Oui, voilà ce qu’il est, ce marin-là : attentif. Il ne s’ennuie jamais. Il porte une attention effroyable aux détails du monde, il observe la nature, goûte le moindre mouvement : on l’imagine en train de pêcher ou de baguer un oiseau.
Parfois, ayant peur, la nuit il se dresse hors de sa bannette tandis qu’il sent tanguer son embarcation, et il chante des bêtises pour se donner du courage, hurlant contre l’insolente immensité du monde :
« In South Australia I was boooorn !
Heaaaave away ! Haaaaul away !
South Australia round Cape Hoooorn !
Bound for South Austraaaalia !
Je n’avais pas chanté ces paroles depuis quarante ans. Je me suis souvenu de mes compagnons d’équipage. Je me suis rappelé comment nous nous cramponnions les uns aux autres et comment nous les chantions pour avoir moins peur de mourir de froid. »

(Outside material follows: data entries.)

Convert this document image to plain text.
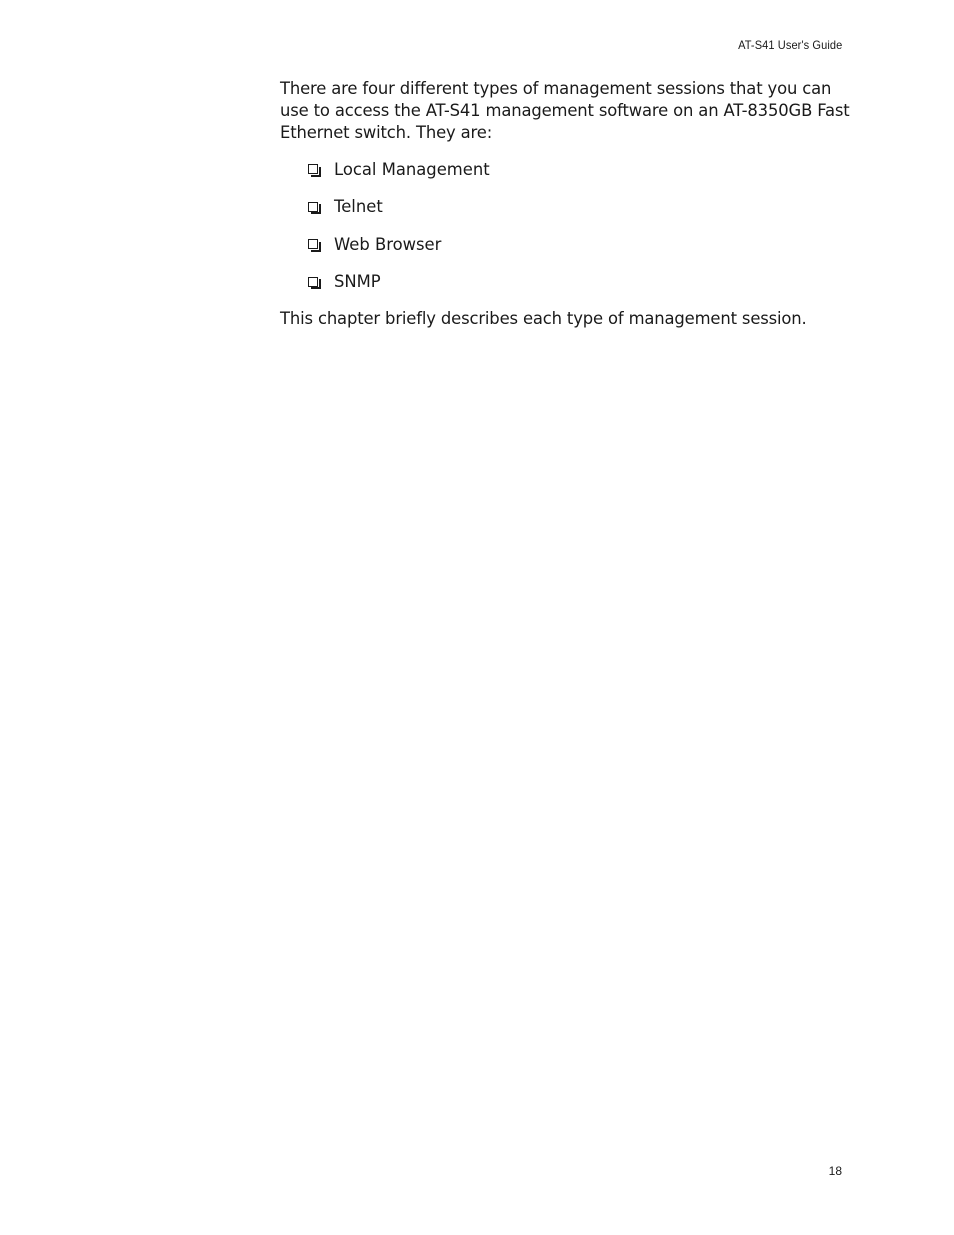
AT-S41 User's Guide

There are four different types of management sessions that you can use to access the AT-S41 management software on an AT-8350GB Fast Ethernet switch. They are:

Local Management
Telnet
Web Browser
SNMP

This chapter briefly describes each type of management session.

18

Même si comme moi vous ne connaissez rien à la mer, si naviguer vous paraît fastidieux, angoissant, vous aimerez ces pages gavées d’eau salée et de noroît. C’est un autre monde : nous découvrons ainsi que nous sommes des terriens, des gens qui ont besoin d’un sol, des rocs et des routes, alors que d’autres hommes, assez loin de nous, ont besoin de marées, de focs et de soutes. Ils vivent pour être sur de l’eau ! C’est à peine croyable. Le style de Roger Taylor, surprenant et pointu, affûté, d’une extrême précision, nous permet de commencer à explorer un tout autre univers. C’est fascinant : c’est comme découvrir une autre planète, et pourtant celle-ci est la nôtre. 70 % environ de la surface du globe. Nous autres, nous occupons les 30 % qui restent.

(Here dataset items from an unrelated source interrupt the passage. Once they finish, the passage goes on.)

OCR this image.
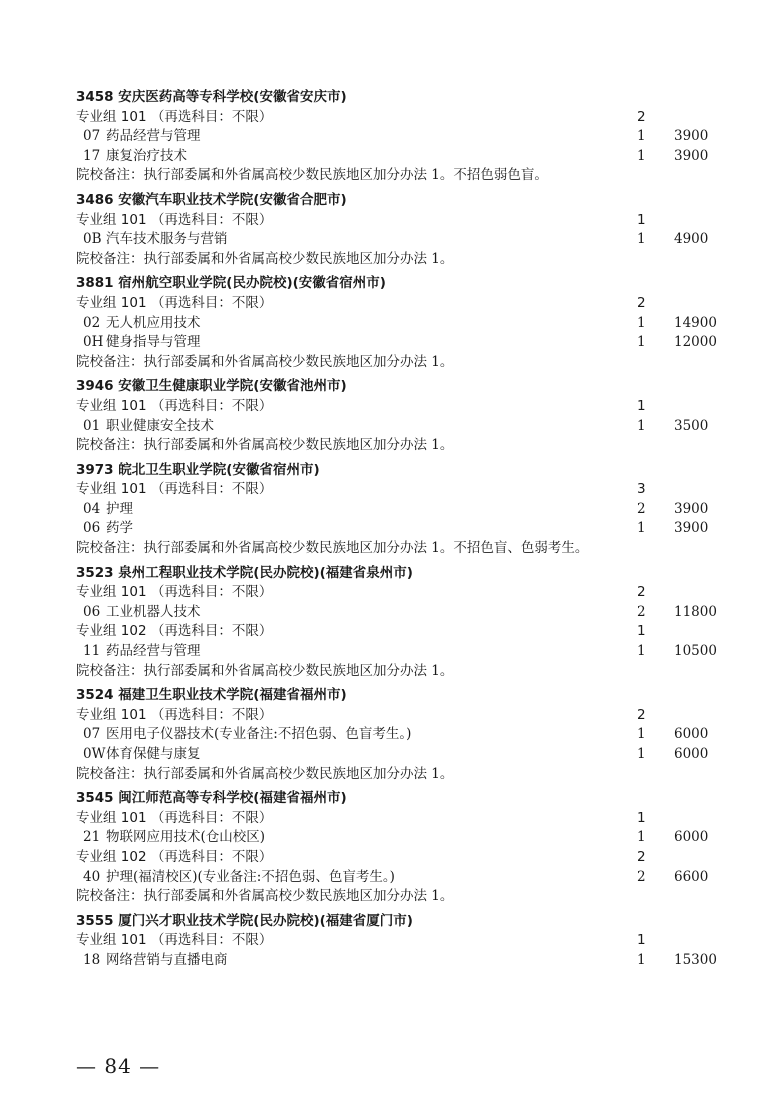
3458 安庆医药高等专科学校(安徽省安庆市)
专业组 101 （再选科目：不限）	2
07 药品经营与管理	1 3900
17 康复治疗技术	1 3900
院校备注：执行部委属和外省属高校少数民族地区加分办法 1。不招色弱色盲。
3486 安徽汽车职业技术学院(安徽省合肥市)
专业组 101 （再选科目：不限）	1
0B 汽车技术服务与营销	1 4900
院校备注：执行部委属和外省属高校少数民族地区加分办法 1。
3881 宿州航空职业学院(民办院校)(安徽省宿州市)
专业组 101 （再选科目：不限）	2
02 无人机应用技术	1 14900
0H 健身指导与管理	1 12000
院校备注：执行部委属和外省属高校少数民族地区加分办法 1。
3946 安徽卫生健康职业学院(安徽省池州市)
专业组 101 （再选科目：不限）	1
01 职业健康安全技术	1 3500
院校备注：执行部委属和外省属高校少数民族地区加分办法 1。
3973 皖北卫生职业学院(安徽省宿州市)
专业组 101 （再选科目：不限）	3
04 护理	2 3900
06 药学	1 3900
院校备注：执行部委属和外省属高校少数民族地区加分办法 1。不招色盲、色弱考生。
3523 泉州工程职业技术学院(民办院校)(福建省泉州市)
专业组 101 （再选科目：不限）	2
06 工业机器人技术	2 11800
专业组 102 （再选科目：不限）	1
11 药品经营与管理	1 10500
院校备注：执行部委属和外省属高校少数民族地区加分办法 1。
3524 福建卫生职业技术学院(福建省福州市)
专业组 101 （再选科目：不限）	2
07 医用电子仪器技术(专业备注:不招色弱、色盲考生。)	1 6000
0W 体育保健与康复	1 6000
院校备注：执行部委属和外省属高校少数民族地区加分办法 1。
3545 闽江师范高等专科学校(福建省福州市)
专业组 101 （再选科目：不限）	1
21 物联网应用技术(仓山校区)	1 6000
专业组 102 （再选科目：不限）	2
40 护理(福清校区)(专业备注:不招色弱、色盲考生。)	2 6600
院校备注：执行部委属和外省属高校少数民族地区加分办法 1。
3555 厦门兴才职业技术学院(民办院校)(福建省厦门市)
专业组 101 （再选科目：不限）	1
18 网络营销与直播电商	1 15300
— 84 —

Ce qui n’est pas désagréable, à force d’arpenter les mers, c’est qu’il est seul. Il regarde l’univers, demande des comptes à Dieu et au personnel navigant. Blessé, et dervant s’opérer seul, il convoque l’équipage : « Le Médecin et Dentiste du bord a soigneusement rangé toute la panoplie (…). Le Skipper a suggéré de se concentrer sur la navigation. Le Garçon de cabine, étrangement silencieux pendant tout cet intermède, avait un discret sourire de soulagement. » Mais ces quatre personnes, c’était lui, et lui seul.

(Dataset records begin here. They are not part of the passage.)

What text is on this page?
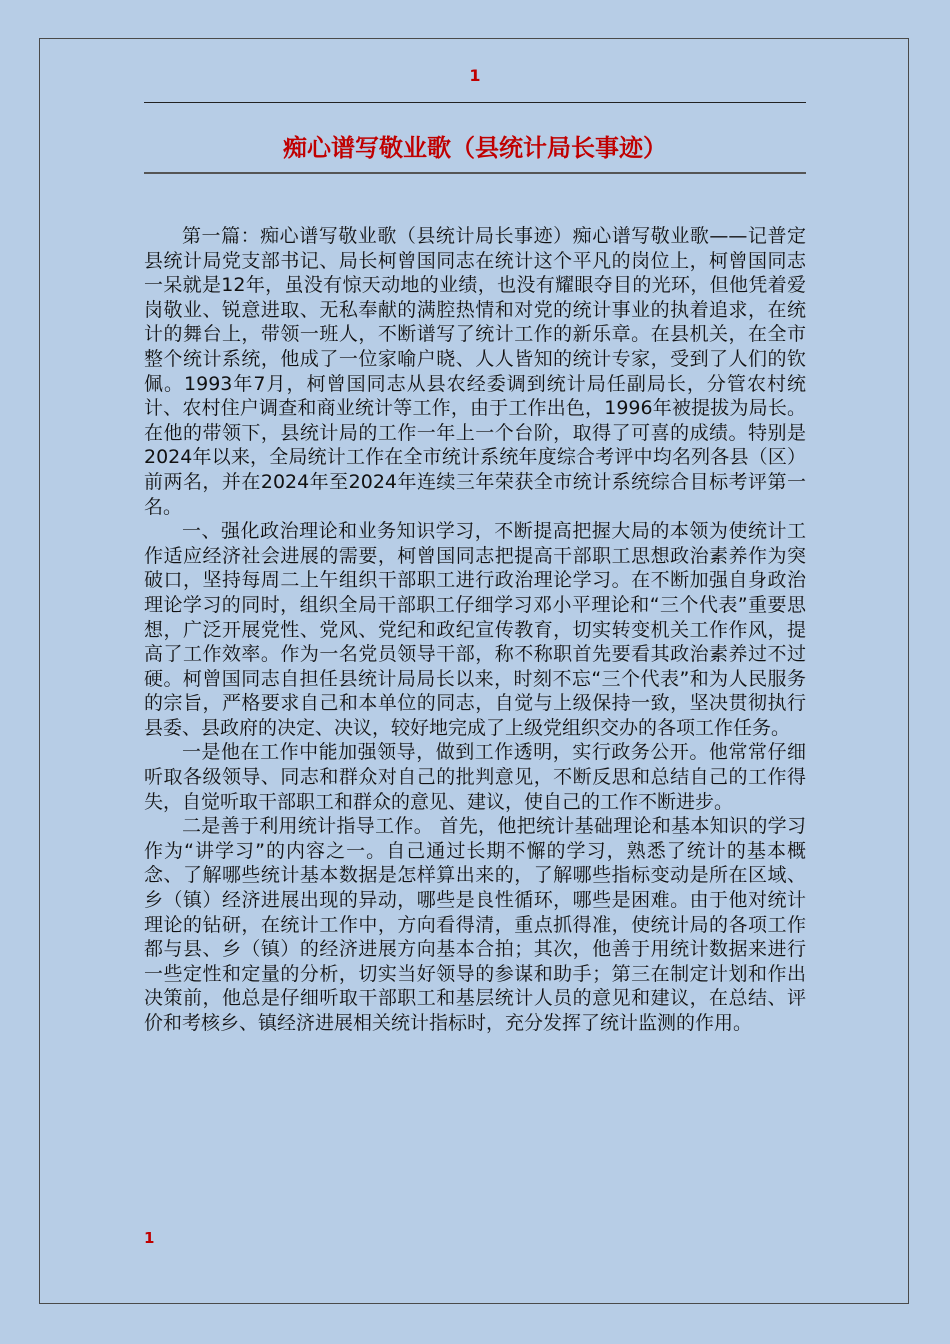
1
痴心谱写敬业歌（县统计局长事迹）

第一篇：痴心谱写敬业歌（县统计局长事迹）痴心谱写敬业歌——记普定县统计局党支部书记、局长柯曾国同志在统计这个平凡的岗位上，柯曾国同志一呆就是12年，虽没有惊天动地的业绩，也没有耀眼夺目的光环，但他凭着爱岗敬业、锐意进取、无私奉献的满腔热情和对党的统计事业的执着追求，在统计的舞台上，带领一班人，不断谱写了统计工作的新乐章。在县机关，在全市整个统计系统，他成了一位家喻户晓、人人皆知的统计专家，受到了人们的钦佩。1993年7月，柯曾国同志从县农经委调到统计局任副局长，分管农村统计、农村住户调查和商业统计等工作，由于工作出色，1996年被提拔为局长。在他的带领下，县统计局的工作一年上一个台阶，取得了可喜的成绩。特别是2024年以来，全局统计工作在全市统计系统年度综合考评中均名列各县（区）前两名，并在2024年至2024年连续三年荣获全市统计系统综合目标考评第一名。

一、强化政治理论和业务知识学习，不断提高把握大局的本领为使统计工作适应经济社会进展的需要，柯曾国同志把提高干部职工思想政治素养作为突破口，坚持每周二上午组织干部职工进行政治理论学习。在不断加强自身政治理论学习的同时，组织全局干部职工仔细学习邓小平理论和“三个代表”重要思想，广泛开展党性、党风、党纪和政纪宣传教育，切实转变机关工作作风，提高了工作效率。作为一名党员领导干部，称不称职首先要看其政治素养过不过硬。柯曾国同志自担任县统计局局长以来，时刻不忘“三个代表”和为人民服务的宗旨，严格要求自己和本单位的同志，自觉与上级保持一致，坚决贯彻执行县委、县政府的决定、决议，较好地完成了上级党组织交办的各项工作任务。

一是他在工作中能加强领导，做到工作透明，实行政务公开。他常常仔细听取各级领导、同志和群众对自己的批判意见，不断反思和总结自己的工作得失，自觉听取干部职工和群众的意见、建议，使自己的工作不断进步。

二是善于利用统计指导工作。 首先，他把统计基础理论和基本知识的学习作为“讲学习”的内容之一。自己通过长期不懈的学习，熟悉了统计的基本概念、了解哪些统计基本数据是怎样算出来的，了解哪些指标变动是所在区域、乡（镇）经济进展出现的异动，哪些是良性循环，哪些是困难。由于他对统计理论的钻研，在统计工作中，方向看得清，重点抓得准，使统计局的各项工作都与县、乡（镇）的经济进展方向基本合拍；其次，他善于用统计数据来进行一些定性和定量的分析，切实当好领导的参谋和助手；第三在制定计划和作出决策前，他总是仔细听取干部职工和基层统计人员的意见和建议，在总结、评价和考核乡、镇经济进展相关统计指标时，充分发挥了统计监测的作用。

1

Reste alors un soir à croiser l’albatros, l’apercevoir enfin, créature de Baudelaire et de Coleridge (une note de bas de page nous rappelle Le Dit du vieux marin, au cas où nous l’aurions oublié) qui évoque la folie de notre monde : « Aucun autre oiseau ne peut causer une réaction aussi complexe. L’albatros est innocence et reproche, à parts égales. Il nous montre ce à quoi nous aurions pu aspirer et comment nous y avons échoué. »
Hardi marin, grand écrivain, bon philosophe, Roger Taylor est tout cela, et d’autres hommes encore. On peut se risquer à le lire : on se surprend à être comme lui, seul, mais en bonne compagnie.
Roger Taylor, Mingming au rythme de la houle, éditions La Découvrance 2015, 21 €.